On a hot day in July, the Northeast Coalition for the Homeless attempted a new form of advocacy meeting--- representative democracy. Every shelter in the county, along with the drop-in centers and the outreach teams were invited to send two members two members to a meeting at the Bishop Cosgrove Center to recommend an agenda for the Coalition to follow. There were 10 facilities presented, each represented by two members, including two people who call the streets of Cleveland their home. Seven additional providers attended, but were not able to bring homeless clients.

The men and women met in the Cosgrove Center gymnasium around large dining room tables. The providers and other observers sat around the walls of the gym watching homeless people deliberate. Brian Davis, executive director of NEOCH, explained the function and role of the Coalition and discussed the critical areas of the organization. Davis described how the men at 2100 Lakeside had requested this meeting, and the purpose for meeting. There were some concerns that many of those present did not have a very good knowledge of the Coalition. There was some discussion about how this Congress should be structured and the agenda was approved.                

Most of the meeting was spent discussing NEOCH’s strategic plan and the areas of advocacy on which the Coalition decided to focus its energy from 2005-2010. A few additional items were added over the past year and at this meeting. Almost all have developed as a result of local and national events. For example, the Coalition added the need for a disaster plan to relocate homeless people during an evacuation of downtown in response to the Katrina disaster. The threat of closing shelters due to budget cuts or local development needs has prompted the Coalition to add the issue of overcrowding in shelters to its strategic plan.

Some of the discussion of the meeting revolved around a standard grievance procedure in the shelters and the need for a place outside the shelters to air grievances. There were also concern that there was not enough information available in the community about available services, and especially about housing options. Additionally, a few women were worried about the environment at the Women’s Shelter. A few of the individuals who sleep on the street wanted to talk about conducting police training for interaction with the City for police to not harass those who live on the streets.

There was a concern expressed by a few representative about the number of people denied for Medicare or Medicaid. Davis explained that since there were three or four organizations working on this issue in the community it probably would not be the Coalition’s role to step into their territory; but to train those agencies to better serve homeless people.

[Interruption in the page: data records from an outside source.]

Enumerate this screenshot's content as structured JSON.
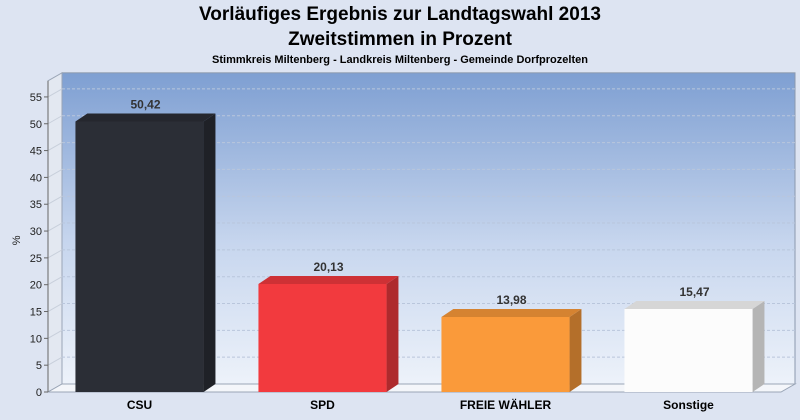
{
  "chart_data": {
    "type": "bar",
    "title": [
      "Vorläufiges Ergebnis zur Landtagswahl 2013",
      "Zweitstimmen in Prozent"
    ],
    "subtitle": "Stimmkreis Miltenberg - Landkreis Miltenberg - Gemeinde Dorfprozelten",
    "categories": [
      "CSU",
      "SPD",
      "FREIE WÄHLER",
      "Sonstige"
    ],
    "values": [
      50.42,
      20.13,
      13.98,
      15.47
    ],
    "value_labels": [
      "50,42",
      "20,13",
      "13,98",
      "15,47"
    ],
    "colors": [
      "#2b2e36",
      "#f23a3e",
      "#fa9a3a",
      "#fcfcfc"
    ],
    "ylabel": "%",
    "xlabel": "",
    "ylim": [
      0,
      58
    ],
    "yticks": [
      0,
      5,
      10,
      15,
      20,
      25,
      30,
      35,
      40,
      45,
      50,
      55
    ],
    "grid": true
  }
}
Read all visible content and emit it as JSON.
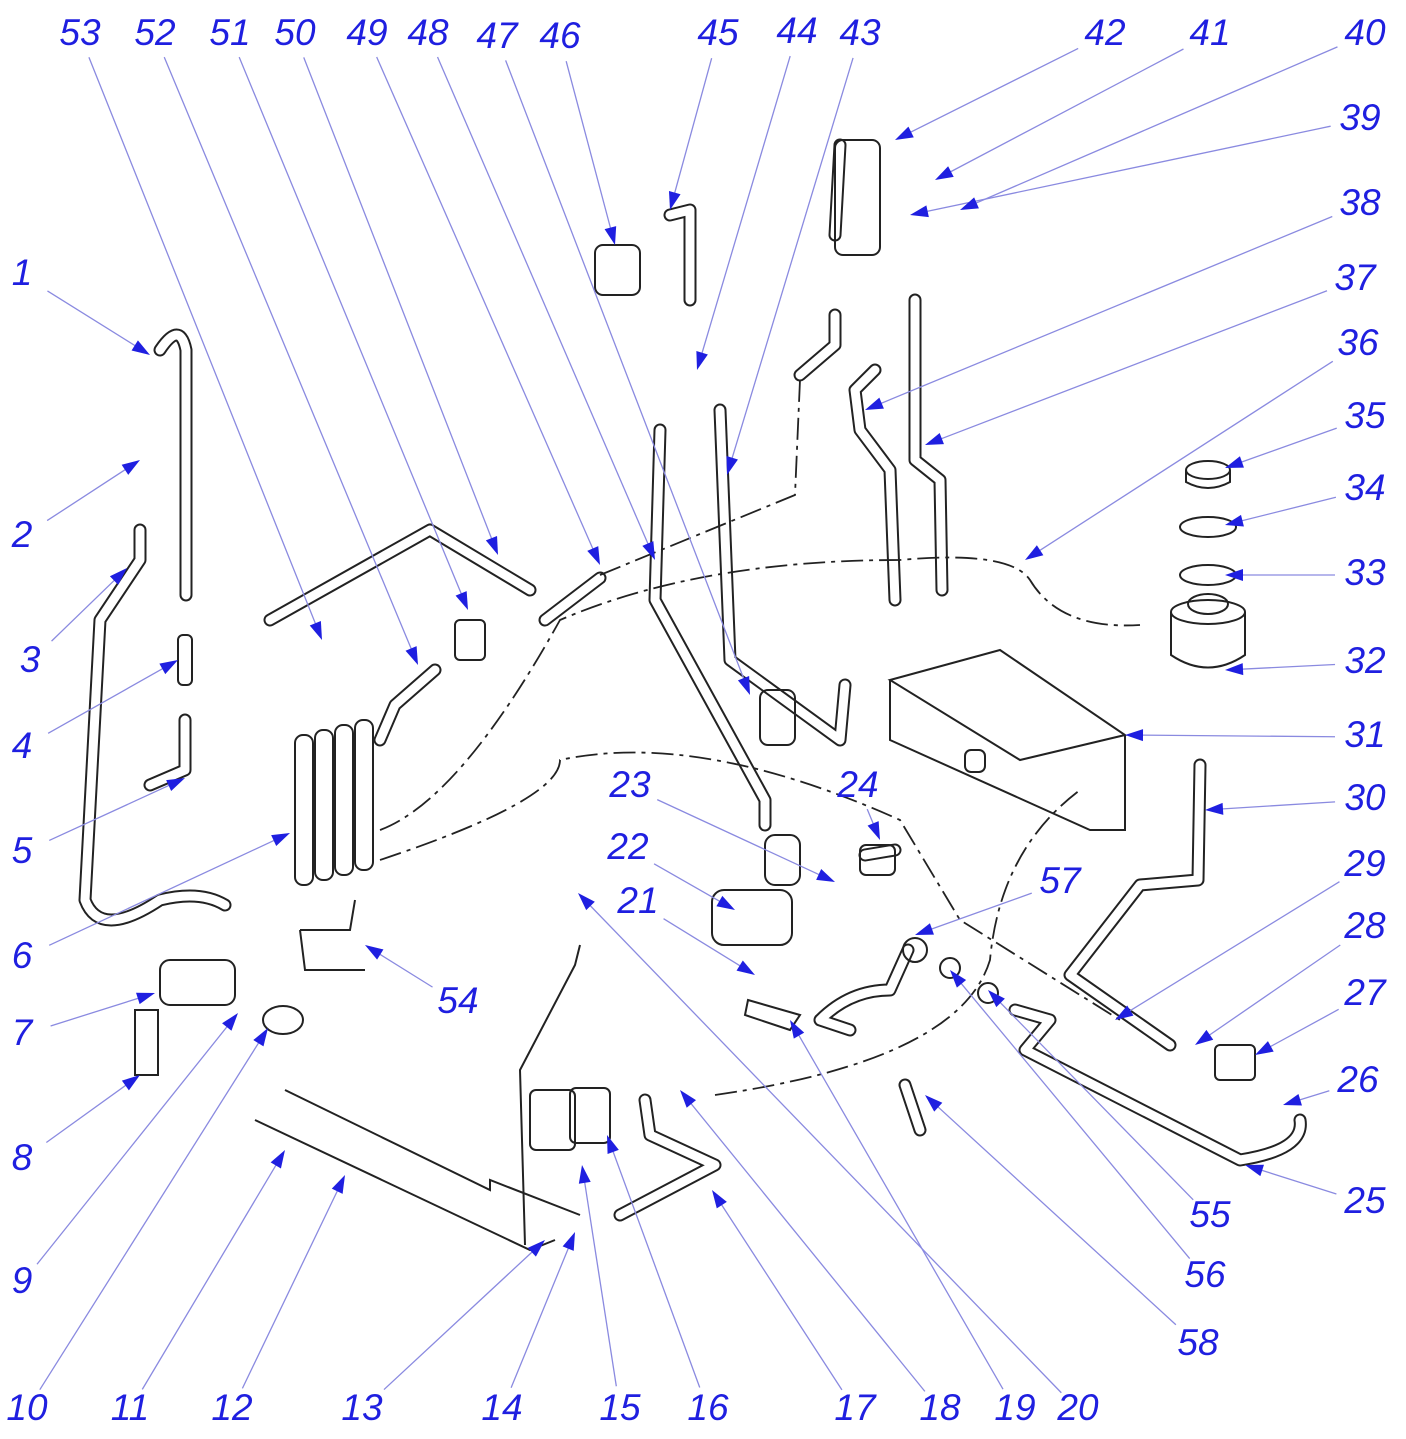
{
  "callouts": [
    {
      "label": "1"
    },
    {
      "label": "2"
    },
    {
      "label": "3"
    },
    {
      "label": "4"
    },
    {
      "label": "5"
    },
    {
      "label": "6"
    },
    {
      "label": "7"
    },
    {
      "label": "8"
    },
    {
      "label": "9"
    },
    {
      "label": "10"
    },
    {
      "label": "11"
    },
    {
      "label": "12"
    },
    {
      "label": "13"
    },
    {
      "label": "14"
    },
    {
      "label": "15"
    },
    {
      "label": "16"
    },
    {
      "label": "17"
    },
    {
      "label": "18"
    },
    {
      "label": "19"
    },
    {
      "label": "20"
    },
    {
      "label": "21"
    },
    {
      "label": "22"
    },
    {
      "label": "23"
    },
    {
      "label": "24"
    },
    {
      "label": "25"
    },
    {
      "label": "26"
    },
    {
      "label": "27"
    },
    {
      "label": "28"
    },
    {
      "label": "29"
    },
    {
      "label": "30"
    },
    {
      "label": "31"
    },
    {
      "label": "32"
    },
    {
      "label": "33"
    },
    {
      "label": "34"
    },
    {
      "label": "35"
    },
    {
      "label": "36"
    },
    {
      "label": "37"
    },
    {
      "label": "38"
    },
    {
      "label": "39"
    },
    {
      "label": "40"
    },
    {
      "label": "41"
    },
    {
      "label": "42"
    },
    {
      "label": "43"
    },
    {
      "label": "44"
    },
    {
      "label": "45"
    },
    {
      "label": "46"
    },
    {
      "label": "47"
    },
    {
      "label": "48"
    },
    {
      "label": "49"
    },
    {
      "label": "50"
    },
    {
      "label": "51"
    },
    {
      "label": "52"
    },
    {
      "label": "53"
    },
    {
      "label": "54"
    },
    {
      "label": "55"
    },
    {
      "label": "56"
    },
    {
      "label": "57"
    },
    {
      "label": "58"
    }
  ]
}
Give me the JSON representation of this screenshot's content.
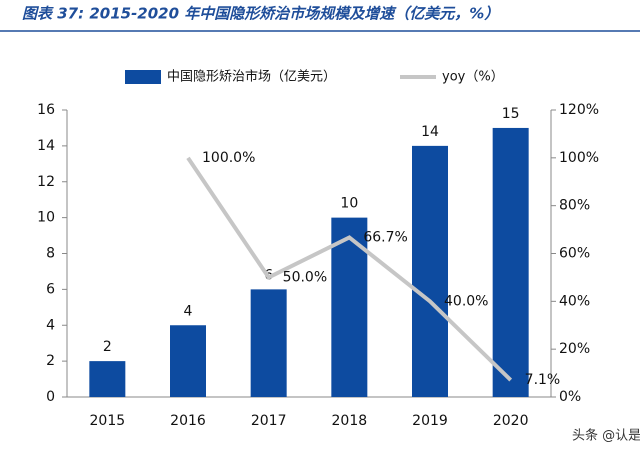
{
  "chart_data": {
    "type": "bar_line",
    "title": "图表 37: 2015-2020 年中国隐形矫治市场规模及增速（亿美元，%）",
    "categories": [
      "2015",
      "2016",
      "2017",
      "2018",
      "2019",
      "2020"
    ],
    "series": [
      {
        "name": "中国隐形矫治市场（亿美元）",
        "color": "#0d4ba0",
        "type": "bar",
        "values": [
          2,
          4,
          6,
          10,
          14,
          15
        ]
      },
      {
        "name": "yoy（%）",
        "color": "#c6c6c6",
        "type": "line",
        "axis": "y2",
        "values": [
          null,
          100.0,
          50.0,
          66.7,
          40.0,
          7.1
        ],
        "value_labels": [
          null,
          "100.0%",
          "50.0%",
          "66.7%",
          "40.0%",
          "7.1%"
        ]
      }
    ],
    "ylim": [
      0,
      16
    ],
    "yticks": [
      0,
      2,
      4,
      6,
      8,
      10,
      12,
      14,
      16
    ],
    "y2lim": [
      0,
      120
    ],
    "y2ticks": [
      {
        "value": 0,
        "label": "0%"
      },
      {
        "value": 20,
        "label": "20%"
      },
      {
        "value": 40,
        "label": "40%"
      },
      {
        "value": 60,
        "label": "60%"
      },
      {
        "value": 80,
        "label": "80%"
      },
      {
        "value": 100,
        "label": "100%"
      },
      {
        "value": 120,
        "label": "120%"
      }
    ],
    "legend": "top",
    "watermark": "头条 @认是"
  }
}
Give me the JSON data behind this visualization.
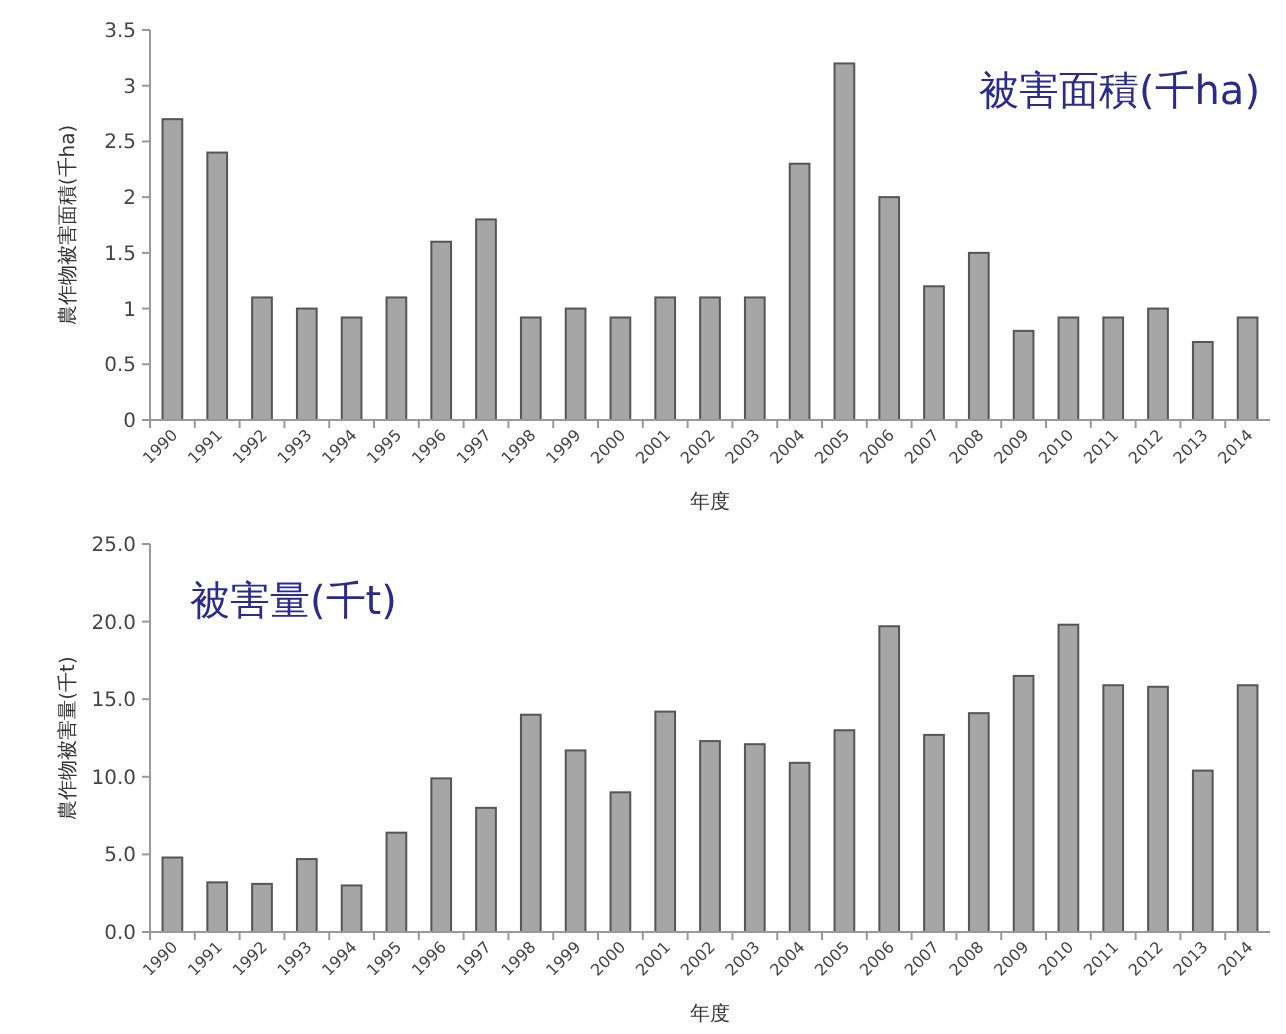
{
  "chart_data": [
    {
      "type": "bar",
      "ylabel": "農作物被害面積(千ha)",
      "xlabel": "年度",
      "annotations": [
        "被害面積(千ha)"
      ],
      "categories": [
        "1990",
        "1991",
        "1992",
        "1993",
        "1994",
        "1995",
        "1996",
        "1997",
        "1998",
        "1999",
        "2000",
        "2001",
        "2002",
        "2003",
        "2004",
        "2005",
        "2006",
        "2007",
        "2008",
        "2009",
        "2010",
        "2011",
        "2012",
        "2013",
        "2014"
      ],
      "values": [
        2.7,
        2.4,
        1.1,
        1.0,
        0.92,
        1.1,
        1.6,
        1.8,
        0.92,
        1.0,
        0.92,
        1.1,
        1.1,
        1.1,
        2.3,
        3.2,
        2.0,
        1.2,
        1.5,
        0.8,
        0.92,
        0.92,
        1.0,
        0.7,
        0.92
      ],
      "color": "#a6a6a6",
      "ylim": [
        0,
        3.5
      ],
      "yticks": [
        0,
        0.5,
        1,
        1.5,
        2,
        2.5,
        3,
        3.5
      ],
      "grid": false
    },
    {
      "type": "bar",
      "ylabel": "農作物被害量(千t)",
      "xlabel": "年度",
      "annotations": [
        "被害量(千t)"
      ],
      "categories": [
        "1990",
        "1991",
        "1992",
        "1993",
        "1994",
        "1995",
        "1996",
        "1997",
        "1998",
        "1999",
        "2000",
        "2001",
        "2002",
        "2003",
        "2004",
        "2005",
        "2006",
        "2007",
        "2008",
        "2009",
        "2010",
        "2011",
        "2012",
        "2013",
        "2014"
      ],
      "values": [
        4.8,
        3.2,
        3.1,
        4.7,
        3.0,
        6.4,
        9.9,
        8.0,
        14.0,
        11.7,
        9.0,
        14.2,
        12.3,
        12.1,
        10.9,
        13.0,
        19.7,
        12.7,
        14.1,
        16.5,
        19.8,
        15.9,
        15.8,
        10.4,
        15.9
      ],
      "color": "#a6a6a6",
      "ylim": [
        0,
        25
      ],
      "yticks": [
        {
          "value": 0,
          "label": "0.0"
        },
        {
          "value": 5,
          "label": "5.0"
        },
        {
          "value": 10,
          "label": "10.0"
        },
        {
          "value": 15,
          "label": "15.0"
        },
        {
          "value": 20,
          "label": "20.0"
        },
        {
          "value": 25,
          "label": "25.0"
        }
      ],
      "grid": false
    }
  ]
}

Another topic was the most facilities do not focus on helping those individuals with very specific problems like mental illness or those with a physical disability. One issue that rarely is raised within the shelters is coordination of services by churches on the streets to provide food or clothing. The members who live on the street were concerned about getting the churches to collaborate to reduce duplication and the nights when no church comes downtown. There also was interest in helping Bill Hahn maintain his service of using Catholic Charities‘s truck to deliver supplies and food to those who stay outside. With all the controversy last year over this program, Davis said that this would be difficult.

Transportation was an issue that Homeless Congress representative agreed was often overlooked. It is very difficult for homeless people to find a way to get a job or look at housing. This inability to find transportation makes it very difficult for homeless people to keep appointments in order to move out of the shelters.